About the time we sensed that we had already far exceeded the advertised distance, the only landmark visible was the ridge south of Square Lake on the north side of Highway 20 - which began to look far too much like the south side of Cache Mountain, which would have put us many miles off course.
That didn't seem at all likely, so we continued on our course; and, before too long, we spotted the roof of the shelter up ahead. When we reached it, Cache Mountain was clearly visible, off to the south - where it was supposed to be.
The shelter was originally built in the 1980s by the Willamette Chapter of the Oregon Nordic Club, but destroyed in the B&B Fire. The rebuilt shelter sits on a high point and looks out across a scenic, if mostly burned, panorama to the east. Black Butte is also part of the vista. Snowmobiles had not infringed on any part of the trail system, but every inch of the open plain to the east, below the shelter, was crisscrossed with their characteristic track marks.

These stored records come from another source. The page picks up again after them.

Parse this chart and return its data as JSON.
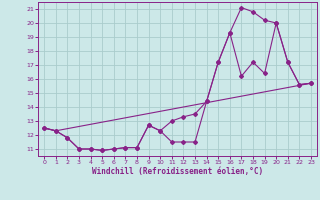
{
  "xlabel": "Windchill (Refroidissement éolien,°C)",
  "xlim": [
    -0.5,
    23.5
  ],
  "ylim": [
    10.5,
    21.5
  ],
  "xticks": [
    0,
    1,
    2,
    3,
    4,
    5,
    6,
    7,
    8,
    9,
    10,
    11,
    12,
    13,
    14,
    15,
    16,
    17,
    18,
    19,
    20,
    21,
    22,
    23
  ],
  "yticks": [
    11,
    12,
    13,
    14,
    15,
    16,
    17,
    18,
    19,
    20,
    21
  ],
  "bg_color": "#cce8e8",
  "grid_color": "#aacccc",
  "line_color": "#882288",
  "line1_x": [
    0,
    1,
    2,
    3,
    4,
    5,
    6,
    7,
    8,
    9,
    10,
    11,
    12,
    13,
    14,
    15,
    16,
    17,
    18,
    19,
    20,
    21,
    22,
    23
  ],
  "line1_y": [
    12.5,
    12.3,
    11.8,
    11.0,
    11.0,
    10.9,
    11.0,
    11.1,
    11.1,
    12.7,
    12.3,
    11.5,
    11.5,
    11.5,
    14.4,
    17.2,
    19.3,
    16.2,
    17.2,
    16.4,
    20.0,
    17.2,
    15.6,
    15.7
  ],
  "line2_x": [
    0,
    1,
    2,
    3,
    4,
    5,
    6,
    7,
    8,
    9,
    10,
    11,
    12,
    13,
    14,
    15,
    16,
    17,
    18,
    19,
    20,
    21,
    22,
    23
  ],
  "line2_y": [
    12.5,
    12.3,
    11.8,
    11.0,
    11.0,
    10.9,
    11.0,
    11.1,
    11.1,
    12.7,
    12.3,
    13.0,
    13.3,
    13.5,
    14.4,
    17.2,
    19.3,
    21.1,
    20.8,
    20.2,
    20.0,
    17.2,
    15.6,
    15.7
  ],
  "line3_x": [
    0,
    1,
    23
  ],
  "line3_y": [
    12.5,
    12.3,
    15.7
  ]
}
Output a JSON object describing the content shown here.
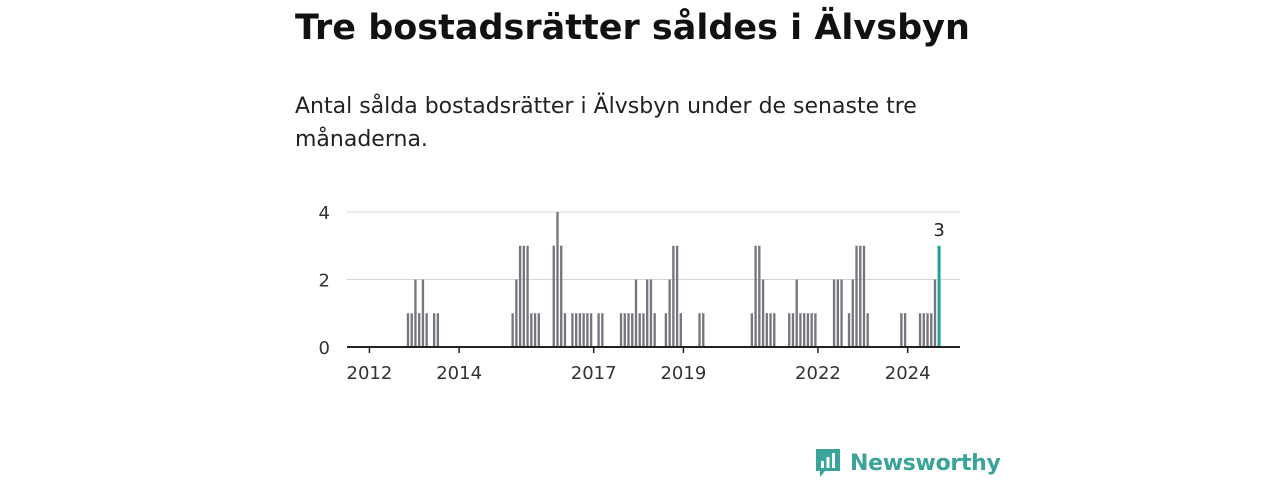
{
  "title": "Tre bostadsrätter såldes i Älvsbyn",
  "subtitle": "Antal sålda bostadsrätter i Älvsbyn under de senaste tre månaderna.",
  "brand": "Newsworthy",
  "colors": {
    "bar": "#76767e",
    "highlight": "#22a198",
    "grid": "#d6d6d6",
    "axis": "#222222",
    "brand": "#3aa39a"
  },
  "chart_data": {
    "type": "bar",
    "title": "",
    "xlabel": "",
    "ylabel": "",
    "ylim": [
      0,
      4
    ],
    "yticks": [
      0,
      2,
      4
    ],
    "xticks": [
      "2012",
      "2014",
      "2017",
      "2019",
      "2022",
      "2024"
    ],
    "x_start": "2011-07",
    "x_end": "2025-03",
    "highlight_label": "3",
    "grid": true,
    "series": [
      {
        "x": [
          "2012-11",
          "2012-12",
          "2013-01",
          "2013-02",
          "2013-03",
          "2013-04",
          "2013-06",
          "2013-07",
          "2015-03",
          "2015-04",
          "2015-05",
          "2015-06",
          "2015-07",
          "2015-08",
          "2015-09",
          "2015-10",
          "2016-02",
          "2016-03",
          "2016-04",
          "2016-05",
          "2016-07",
          "2016-08",
          "2016-09",
          "2016-10",
          "2016-11",
          "2016-12",
          "2017-02",
          "2017-03",
          "2017-08",
          "2017-09",
          "2017-10",
          "2017-11",
          "2017-12",
          "2018-01",
          "2018-02",
          "2018-03",
          "2018-04",
          "2018-05",
          "2018-08",
          "2018-09",
          "2018-10",
          "2018-11",
          "2018-12",
          "2019-05",
          "2019-06",
          "2020-07",
          "2020-08",
          "2020-09",
          "2020-10",
          "2020-11",
          "2020-12",
          "2021-01",
          "2021-05",
          "2021-06",
          "2021-07",
          "2021-08",
          "2021-09",
          "2021-10",
          "2021-11",
          "2021-12",
          "2022-05",
          "2022-06",
          "2022-07",
          "2022-09",
          "2022-10",
          "2022-11",
          "2022-12",
          "2023-01",
          "2023-02",
          "2023-11",
          "2023-12",
          "2024-04",
          "2024-05",
          "2024-06",
          "2024-07",
          "2024-08",
          "2024-09"
        ],
        "values": [
          1,
          1,
          2,
          1,
          2,
          1,
          1,
          1,
          1,
          2,
          3,
          3,
          3,
          1,
          1,
          1,
          3,
          4,
          3,
          1,
          1,
          1,
          1,
          1,
          1,
          1,
          1,
          1,
          1,
          1,
          1,
          1,
          2,
          1,
          1,
          2,
          2,
          1,
          1,
          2,
          3,
          3,
          1,
          1,
          1,
          1,
          3,
          3,
          2,
          1,
          1,
          1,
          1,
          1,
          2,
          1,
          1,
          1,
          1,
          1,
          2,
          2,
          2,
          1,
          2,
          3,
          3,
          3,
          1,
          1,
          1,
          1,
          1,
          1,
          1,
          2,
          3
        ]
      }
    ]
  }
}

The shelter's inner walls are lined with benches facing a wood-burning stove. The little log cabin has a heavy canvas door and two large plexiglass windows. There was an ample supply of firewood. Since it was a relatively warm day, we saw no need to deplete the firewood supply, but enjoyed the dry bench seating while munching on snacks that we had packed in.
Up until that point, we had not seen any other people on our trip. Just as we were leaving the shelter, however, a party of four women and a dog showed up. After exchanging a few pleasantries, we left them to enjoy the shelter by themselves. On the 2.25-mile return along the western portion of the loop, we encountered a total of five other people, which seemed like pretty light usage for a Sunday afternoon.
The northern part of the loop seemed to have fewer blue diamonds, and ski tracks tended to fan out across the burned-over forest. Still, the trail was relatively easy to follow; and it's pretty hard to get lost out here, with Highway 20 about a mile to the north and the Hoodoo access road just a mile - or less - to the west.
Our return route skittered around behind the ODOT sand and gravel piles at the summit of Santiam Pass, then turned south to parallel the access road. When the trail re-entered the unburned, green forest, there were a few very short ups and downs but nothing of any particular difficulty - reaffirming our judgement that a counterclockwise route would prove less difficult.
We covered the entire loop in less than three hours; and my companions were soon on their way back to the Portland area, their weekend getaway already fading into memory. When I last saw them, they were discussing the feasibility of moving to Sisters.
The Ray Benson Sno-Park is located at Santiam Pass 20 miles west of Sisters on Highway 20. The south-leading access road to Ray Benson and Hoodoo is clearly marked. Sno-Park permits are required.